ねえ、はやく降参してよ。 ――同じ苗字になっても、まだ足りない。甘くて焦れったい心理戦を続ける夫婦。

 ◇

 消え入りそうな懇願を合図に、もつれ合うようにして向かった寝室。
 あっという間に、二人の高鳴る体温と吐息で満ちていく。

 決して、都合のいい自惚れなんかじゃない。
 濡れた瞳。背中に回される細い指先の力。

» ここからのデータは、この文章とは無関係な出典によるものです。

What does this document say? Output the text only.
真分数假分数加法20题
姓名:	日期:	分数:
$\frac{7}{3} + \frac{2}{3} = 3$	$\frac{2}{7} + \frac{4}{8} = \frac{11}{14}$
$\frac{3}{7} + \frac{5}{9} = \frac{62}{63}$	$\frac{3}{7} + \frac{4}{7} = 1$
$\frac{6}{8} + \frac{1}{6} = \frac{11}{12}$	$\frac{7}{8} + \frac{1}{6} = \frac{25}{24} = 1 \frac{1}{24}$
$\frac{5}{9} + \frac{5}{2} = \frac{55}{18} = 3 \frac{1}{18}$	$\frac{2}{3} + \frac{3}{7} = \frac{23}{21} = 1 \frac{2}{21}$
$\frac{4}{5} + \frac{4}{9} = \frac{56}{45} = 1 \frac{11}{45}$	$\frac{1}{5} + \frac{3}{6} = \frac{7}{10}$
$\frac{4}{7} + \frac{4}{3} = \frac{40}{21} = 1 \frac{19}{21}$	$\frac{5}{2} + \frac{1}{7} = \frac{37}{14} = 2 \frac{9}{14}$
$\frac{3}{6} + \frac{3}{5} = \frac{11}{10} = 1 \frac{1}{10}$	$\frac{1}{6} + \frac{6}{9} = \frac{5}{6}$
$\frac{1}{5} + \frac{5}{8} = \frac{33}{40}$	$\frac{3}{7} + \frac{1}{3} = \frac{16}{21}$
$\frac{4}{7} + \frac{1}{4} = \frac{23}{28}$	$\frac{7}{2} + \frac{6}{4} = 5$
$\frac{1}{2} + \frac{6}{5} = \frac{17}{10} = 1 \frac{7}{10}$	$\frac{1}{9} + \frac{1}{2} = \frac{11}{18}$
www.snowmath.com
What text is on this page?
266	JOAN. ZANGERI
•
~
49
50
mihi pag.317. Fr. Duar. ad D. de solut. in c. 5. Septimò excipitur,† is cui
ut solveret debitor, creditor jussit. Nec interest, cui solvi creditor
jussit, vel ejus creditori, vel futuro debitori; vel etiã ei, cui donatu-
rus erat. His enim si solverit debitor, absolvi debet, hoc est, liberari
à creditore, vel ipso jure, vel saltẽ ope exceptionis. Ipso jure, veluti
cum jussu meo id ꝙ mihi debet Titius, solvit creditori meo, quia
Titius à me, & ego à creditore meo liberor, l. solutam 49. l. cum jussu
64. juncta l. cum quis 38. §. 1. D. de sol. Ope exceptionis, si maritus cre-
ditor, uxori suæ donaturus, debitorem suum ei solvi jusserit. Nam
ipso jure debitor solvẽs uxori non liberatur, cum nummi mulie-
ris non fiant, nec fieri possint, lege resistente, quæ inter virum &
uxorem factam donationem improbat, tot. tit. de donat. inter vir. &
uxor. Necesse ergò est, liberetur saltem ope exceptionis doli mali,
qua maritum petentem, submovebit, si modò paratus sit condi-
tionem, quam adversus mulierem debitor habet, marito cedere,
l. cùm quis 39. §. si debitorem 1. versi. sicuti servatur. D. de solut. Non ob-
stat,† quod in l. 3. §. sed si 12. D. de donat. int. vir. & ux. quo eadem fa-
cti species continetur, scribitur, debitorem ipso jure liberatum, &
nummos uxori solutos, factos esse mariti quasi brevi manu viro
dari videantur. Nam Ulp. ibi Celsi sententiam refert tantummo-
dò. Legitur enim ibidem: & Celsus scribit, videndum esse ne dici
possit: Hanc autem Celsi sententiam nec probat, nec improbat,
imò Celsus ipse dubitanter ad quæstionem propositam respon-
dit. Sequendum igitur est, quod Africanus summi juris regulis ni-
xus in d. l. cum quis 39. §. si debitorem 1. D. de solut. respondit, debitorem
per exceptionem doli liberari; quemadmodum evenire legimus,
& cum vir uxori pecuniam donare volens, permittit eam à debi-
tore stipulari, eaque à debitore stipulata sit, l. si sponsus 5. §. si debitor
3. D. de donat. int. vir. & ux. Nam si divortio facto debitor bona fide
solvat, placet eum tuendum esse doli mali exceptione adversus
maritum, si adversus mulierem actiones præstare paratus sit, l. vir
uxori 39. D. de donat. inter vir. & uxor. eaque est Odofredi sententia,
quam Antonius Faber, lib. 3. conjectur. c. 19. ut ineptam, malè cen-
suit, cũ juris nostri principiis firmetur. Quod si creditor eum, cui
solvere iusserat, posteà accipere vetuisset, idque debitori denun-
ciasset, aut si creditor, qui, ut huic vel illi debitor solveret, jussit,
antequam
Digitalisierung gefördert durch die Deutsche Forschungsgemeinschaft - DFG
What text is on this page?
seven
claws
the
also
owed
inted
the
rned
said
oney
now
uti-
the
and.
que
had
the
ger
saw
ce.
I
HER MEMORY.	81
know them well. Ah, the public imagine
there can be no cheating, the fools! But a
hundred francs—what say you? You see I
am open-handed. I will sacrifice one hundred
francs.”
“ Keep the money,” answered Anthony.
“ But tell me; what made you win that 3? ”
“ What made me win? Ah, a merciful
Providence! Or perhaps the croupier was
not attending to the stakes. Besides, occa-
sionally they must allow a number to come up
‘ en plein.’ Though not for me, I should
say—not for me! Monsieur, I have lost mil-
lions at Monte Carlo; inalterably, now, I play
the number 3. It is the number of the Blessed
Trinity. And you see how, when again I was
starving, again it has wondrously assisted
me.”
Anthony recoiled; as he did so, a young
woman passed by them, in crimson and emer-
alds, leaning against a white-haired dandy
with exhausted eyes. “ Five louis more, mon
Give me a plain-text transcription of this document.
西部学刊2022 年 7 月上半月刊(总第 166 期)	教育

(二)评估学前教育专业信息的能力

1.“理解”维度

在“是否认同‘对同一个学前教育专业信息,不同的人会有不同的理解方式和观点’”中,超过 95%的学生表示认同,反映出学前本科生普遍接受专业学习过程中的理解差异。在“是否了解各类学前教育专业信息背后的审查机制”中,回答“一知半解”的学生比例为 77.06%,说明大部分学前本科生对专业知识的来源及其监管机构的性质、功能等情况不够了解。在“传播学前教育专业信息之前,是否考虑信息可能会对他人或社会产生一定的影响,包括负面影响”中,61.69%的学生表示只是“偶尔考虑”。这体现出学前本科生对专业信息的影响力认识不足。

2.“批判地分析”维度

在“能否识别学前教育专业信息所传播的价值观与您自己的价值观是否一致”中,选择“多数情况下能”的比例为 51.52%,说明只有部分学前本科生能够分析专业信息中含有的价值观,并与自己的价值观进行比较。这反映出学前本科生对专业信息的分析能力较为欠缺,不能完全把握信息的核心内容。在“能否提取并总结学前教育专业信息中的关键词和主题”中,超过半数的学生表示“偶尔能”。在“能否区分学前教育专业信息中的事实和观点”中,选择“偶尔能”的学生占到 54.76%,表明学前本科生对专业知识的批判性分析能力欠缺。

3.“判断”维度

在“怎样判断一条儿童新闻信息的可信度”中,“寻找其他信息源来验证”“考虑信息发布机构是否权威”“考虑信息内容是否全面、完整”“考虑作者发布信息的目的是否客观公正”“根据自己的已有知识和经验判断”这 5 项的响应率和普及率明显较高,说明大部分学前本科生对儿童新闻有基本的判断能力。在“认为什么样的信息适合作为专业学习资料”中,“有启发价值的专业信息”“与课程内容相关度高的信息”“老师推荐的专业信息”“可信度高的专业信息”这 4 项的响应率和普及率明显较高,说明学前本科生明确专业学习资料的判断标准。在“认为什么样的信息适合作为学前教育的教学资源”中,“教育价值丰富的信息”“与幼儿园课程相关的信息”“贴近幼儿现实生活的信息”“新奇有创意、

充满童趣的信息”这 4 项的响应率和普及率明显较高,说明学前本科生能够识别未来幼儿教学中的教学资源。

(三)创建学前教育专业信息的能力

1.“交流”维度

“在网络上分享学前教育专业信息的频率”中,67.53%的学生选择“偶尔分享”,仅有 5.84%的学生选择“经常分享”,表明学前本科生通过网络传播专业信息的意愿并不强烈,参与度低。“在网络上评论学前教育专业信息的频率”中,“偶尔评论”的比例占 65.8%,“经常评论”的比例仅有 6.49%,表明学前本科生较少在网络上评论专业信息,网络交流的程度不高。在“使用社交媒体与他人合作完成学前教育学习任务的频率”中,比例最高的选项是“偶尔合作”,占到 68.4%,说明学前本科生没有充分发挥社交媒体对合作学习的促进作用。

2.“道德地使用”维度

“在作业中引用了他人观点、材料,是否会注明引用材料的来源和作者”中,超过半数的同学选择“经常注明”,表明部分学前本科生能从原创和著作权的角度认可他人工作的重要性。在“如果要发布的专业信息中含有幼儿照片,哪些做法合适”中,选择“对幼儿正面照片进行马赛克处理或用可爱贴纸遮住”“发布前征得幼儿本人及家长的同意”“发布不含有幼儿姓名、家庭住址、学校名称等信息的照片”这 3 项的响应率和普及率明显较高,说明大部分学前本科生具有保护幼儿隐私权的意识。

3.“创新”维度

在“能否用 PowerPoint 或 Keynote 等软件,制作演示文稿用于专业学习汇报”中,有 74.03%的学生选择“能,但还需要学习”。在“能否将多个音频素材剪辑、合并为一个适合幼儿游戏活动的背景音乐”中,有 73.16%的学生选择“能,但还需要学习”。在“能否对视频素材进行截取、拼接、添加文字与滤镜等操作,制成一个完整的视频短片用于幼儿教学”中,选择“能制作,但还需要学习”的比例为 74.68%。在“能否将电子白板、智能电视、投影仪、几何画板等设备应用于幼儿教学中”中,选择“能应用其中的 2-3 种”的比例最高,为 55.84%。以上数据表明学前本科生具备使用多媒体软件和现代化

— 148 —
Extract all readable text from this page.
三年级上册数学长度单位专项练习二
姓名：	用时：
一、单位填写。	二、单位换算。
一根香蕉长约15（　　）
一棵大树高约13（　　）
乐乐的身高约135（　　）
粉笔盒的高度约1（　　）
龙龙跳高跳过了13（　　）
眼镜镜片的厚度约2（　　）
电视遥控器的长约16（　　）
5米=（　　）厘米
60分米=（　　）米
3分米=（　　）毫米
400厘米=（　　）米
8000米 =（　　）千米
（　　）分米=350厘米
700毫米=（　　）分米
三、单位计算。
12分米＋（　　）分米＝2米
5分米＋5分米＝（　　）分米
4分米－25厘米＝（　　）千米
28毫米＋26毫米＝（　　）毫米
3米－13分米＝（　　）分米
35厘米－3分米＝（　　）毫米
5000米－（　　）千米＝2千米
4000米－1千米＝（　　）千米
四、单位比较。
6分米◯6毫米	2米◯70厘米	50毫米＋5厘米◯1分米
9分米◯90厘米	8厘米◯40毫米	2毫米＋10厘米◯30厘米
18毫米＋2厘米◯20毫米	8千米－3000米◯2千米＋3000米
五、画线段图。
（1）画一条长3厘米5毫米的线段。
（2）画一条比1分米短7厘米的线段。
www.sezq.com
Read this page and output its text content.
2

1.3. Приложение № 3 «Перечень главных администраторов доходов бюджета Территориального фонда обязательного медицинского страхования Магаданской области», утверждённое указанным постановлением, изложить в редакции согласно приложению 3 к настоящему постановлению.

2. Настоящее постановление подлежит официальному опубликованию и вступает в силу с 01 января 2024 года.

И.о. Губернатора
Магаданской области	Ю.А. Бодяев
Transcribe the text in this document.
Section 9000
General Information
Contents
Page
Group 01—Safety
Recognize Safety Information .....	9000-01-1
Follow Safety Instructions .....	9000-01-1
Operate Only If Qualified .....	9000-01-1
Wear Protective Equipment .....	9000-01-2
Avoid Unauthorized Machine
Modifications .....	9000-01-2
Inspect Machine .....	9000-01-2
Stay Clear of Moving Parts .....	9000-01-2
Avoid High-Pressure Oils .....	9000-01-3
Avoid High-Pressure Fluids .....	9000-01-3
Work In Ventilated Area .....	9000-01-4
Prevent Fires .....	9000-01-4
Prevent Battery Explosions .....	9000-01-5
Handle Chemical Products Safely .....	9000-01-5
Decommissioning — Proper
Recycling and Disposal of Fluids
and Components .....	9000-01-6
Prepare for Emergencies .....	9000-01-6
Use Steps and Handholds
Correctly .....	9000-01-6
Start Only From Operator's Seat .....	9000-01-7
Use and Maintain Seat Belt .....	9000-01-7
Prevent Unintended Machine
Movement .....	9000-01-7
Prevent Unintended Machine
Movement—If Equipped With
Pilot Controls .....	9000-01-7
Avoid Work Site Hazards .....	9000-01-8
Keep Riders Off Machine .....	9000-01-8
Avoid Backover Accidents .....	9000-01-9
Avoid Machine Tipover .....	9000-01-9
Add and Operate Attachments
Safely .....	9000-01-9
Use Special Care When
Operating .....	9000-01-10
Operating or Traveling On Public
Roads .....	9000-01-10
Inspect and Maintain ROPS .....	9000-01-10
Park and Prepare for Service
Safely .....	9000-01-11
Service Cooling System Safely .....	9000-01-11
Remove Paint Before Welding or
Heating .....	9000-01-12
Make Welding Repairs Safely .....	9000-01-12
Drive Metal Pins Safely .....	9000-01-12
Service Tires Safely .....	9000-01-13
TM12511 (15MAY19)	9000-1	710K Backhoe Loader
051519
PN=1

切実な響きを持った掠れ声。
 表情や仕草のすべてから、俺への痛烈な恋しさが伝わってきた。

 行き場のない視線が絡み合うたび。
 互いの胸の内で張り裂けそうになっている『本当の気持ち』が、喉の奥から何度も出てきそうになる。

 その寸前で、強く唇を重ね、塞ぎ合った。

 言葉は口に出した瞬間、輪郭を帯びてしまう。
 そのとき、絶望的な辛さを突きつけられるのは、言った本人になるのかもしれない。

 それを、避けてやりたい。
 そう、思ったからだ。

 すがりついてほしかったはずなのに。
 言わせたい言葉があったはずなのに。

 あまりに深く想うことで、初めて出会う愛情の形があった。